Embittered East Falls native Joe Queenan, who writes occasionally for London’s Guardian, has it in for the film Contagion, and not only because of the implausible plot. What rubs Joe so wrong? The grammatical misuse of scene location names:
Lately, I have noticed the comma between the city and country or city and state has been dropped. Thus, in Contagion, the action is identified as taking place in “Minneapolis Minnesota” or “Chicago Illinois” or “Geneva Switzerland”. That looks a bit stupid, suggesting the graphics person has either not yet finished school, or never seen a high-class movie. But even more worrying is how confusing all this might be to callow, impressionable youths. Children growing up in rural Florida could easily get the idea that “Geneva Switzerland” is the name of one of the characters in the film and not the name of a famous European city. The same goes for “Paris France” and “Florence Italy” and even “London England.” Paris and Florence are first names for girls, and London is the name of a character in The Suite Life of Zack and Cody.

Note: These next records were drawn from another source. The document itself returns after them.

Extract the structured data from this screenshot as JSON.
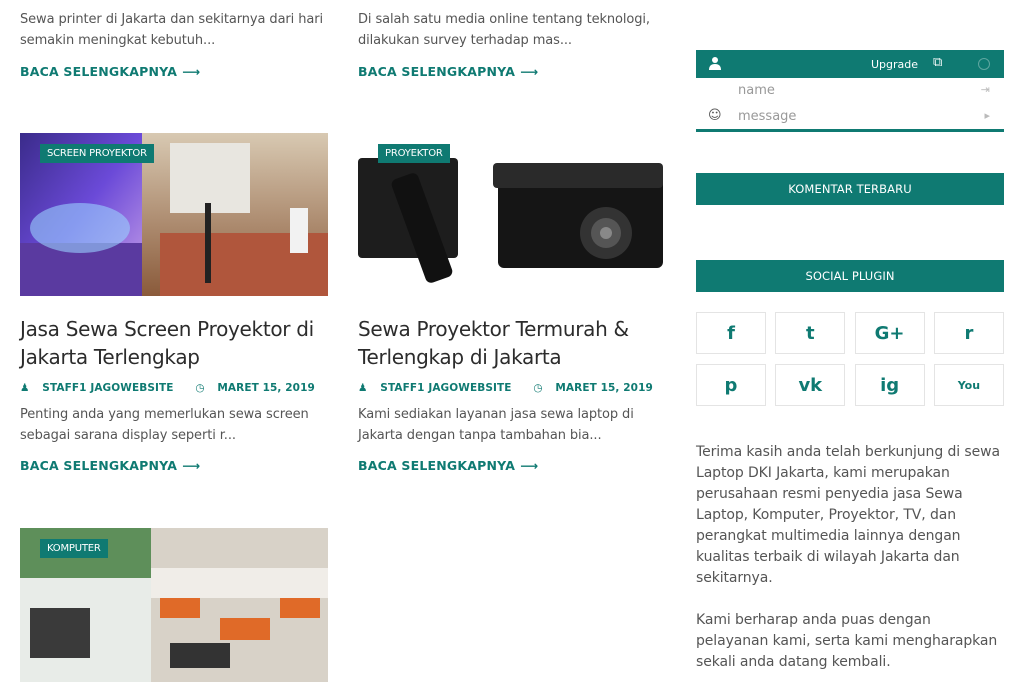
{
  "posts": [
    {
      "excerpt": "Sewa printer di Jakarta dan sekitarnya dari hari semakin meningkat kebutuh...",
      "read_more": "BACA SELENGKAPNYA"
    },
    {
      "excerpt": "Di salah satu media online tentang teknologi, dilakukan survey terhadap mas...",
      "read_more": "BACA SELENGKAPNYA"
    },
    {
      "category": "SCREEN PROYEKTOR",
      "title": "Jasa Sewa Screen Proyektor di Jakarta Terlengkap",
      "author": "STAFF1 JAGOWEBSITE",
      "date": "MARET 15, 2019",
      "excerpt": "Penting anda yang memerlukan sewa screen sebagai sarana display seperti r...",
      "read_more": "BACA SELENGKAPNYA"
    },
    {
      "category": "PROYEKTOR",
      "title": "Sewa Proyektor Termurah & Terlengkap di Jakarta",
      "author": "STAFF1 JAGOWEBSITE",
      "date": "MARET 15, 2019",
      "excerpt": "Kami sediakan layanan jasa sewa laptop di Jakarta dengan tanpa tambahan bia...",
      "read_more": "BACA SELENGKAPNYA"
    },
    {
      "category": "KOMPUTER"
    }
  ],
  "sidebar": {
    "chat": {
      "upgrade": "Upgrade",
      "name_placeholder": "name",
      "message_placeholder": "message"
    },
    "recent_comments": "KOMENTAR TERBARU",
    "social_plugin": "SOCIAL PLUGIN",
    "social_icons": [
      "facebook-icon",
      "twitter-icon",
      "google-plus-icon",
      "reddit-icon",
      "pinterest-icon",
      "vk-icon",
      "instagram-icon",
      "youtube-icon"
    ],
    "social_glyphs": [
      "f",
      "t",
      "G+",
      "r",
      "p",
      "vk",
      "ig",
      "You"
    ],
    "about": [
      "Terima kasih anda telah berkunjung di sewa Laptop DKI Jakarta, kami merupakan perusahaan resmi penyedia jasa Sewa Laptop, Komputer, Proyektor, TV, dan perangkat multimedia lainnya dengan kualitas terbaik di wilayah Jakarta dan sekitarnya.",
      "Kami berharap anda puas dengan pelayanan kami, serta kami mengharapkan sekali anda datang kembali."
    ]
  },
  "colors": {
    "accent": "#0f7a72"
  }
}
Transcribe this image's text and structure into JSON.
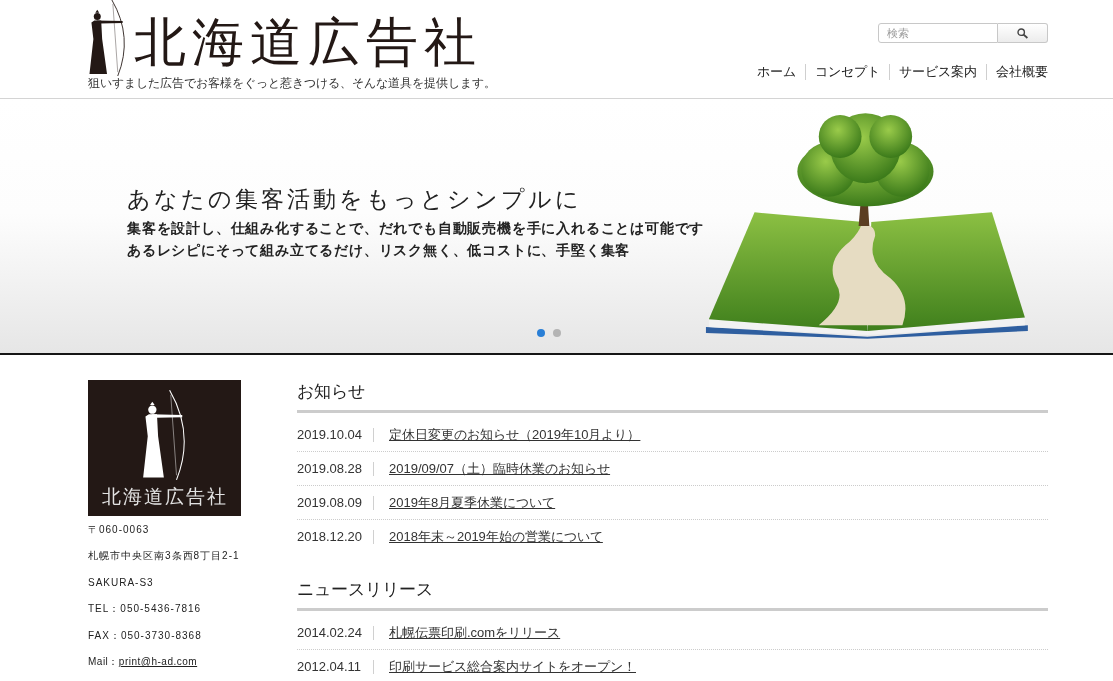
{
  "header": {
    "logo_title": "北海道広告社",
    "tagline": "狙いすました広告でお客様をぐっと惹きつける、そんな道具を提供します。",
    "search": {
      "placeholder": "検索"
    },
    "nav": [
      "ホーム",
      "コンセプト",
      "サービス案内",
      "会社概要"
    ]
  },
  "hero": {
    "heading": "あなたの集客活動をもっとシンプルに",
    "lines": [
      "集客を設計し、仕組み化することで、だれでも自動販売機を手に入れることは可能です",
      "あるレシピにそって組み立てるだけ、リスク無く、低コストに、手堅く集客"
    ],
    "slides": [
      {
        "selected": true
      },
      {
        "selected": false
      }
    ]
  },
  "sidebar": {
    "logo_title": "北海道広告社",
    "address_lines": [
      "〒060-0063",
      "札幌市中央区南3条西8丁目2-1",
      "SAKURA-S3",
      "TEL：050-5436-7816",
      "FAX：050-3730-8368"
    ],
    "mail": {
      "label": "Mail：",
      "address": "print@h-ad.com"
    }
  },
  "sections": [
    {
      "title": "お知らせ",
      "items": [
        {
          "date": "2019.10.04",
          "title": "定休日変更のお知らせ（2019年10月より）"
        },
        {
          "date": "2019.08.28",
          "title": "2019/09/07（土）臨時休業のお知らせ"
        },
        {
          "date": "2019.08.09",
          "title": "2019年8月夏季休業について"
        },
        {
          "date": "2018.12.20",
          "title": "2018年末～2019年始の営業について"
        }
      ]
    },
    {
      "title": "ニュースリリース",
      "items": [
        {
          "date": "2014.02.24",
          "title": "札幌伝票印刷.comをリリース"
        },
        {
          "date": "2012.04.11",
          "title": "印刷サービス総合案内サイトをオープン！"
        }
      ]
    }
  ]
}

But, to Queenan, Contagion’s bigger sin is the blurring of lines between “city” and “metropolitan region.”
Early in the film, right after Gwyneth Paltrow develops a nasty cough that will ultimately wipe out 3.5m people, a graphic superimposed on the screen apprises us that “Minneapolis Minnesota” has a population of 3.3m. No, it doesn’t. According to the latest US census, the population of Minneapolis is a paltry 382,578. What the moviemakers are apparently referring to is the total metropolitan area of the city. Which would be fine, if they applied the same standard throughout the film.
This is, of course, a vexing issue for all of us who wish to compare cities. How many people live in Istanbul or Tokyo or Barcelona? Do suburbs count? Are there 6 million in Philadelphia or 1.5?
Is a city a political entity, a physical place, or a state of mind?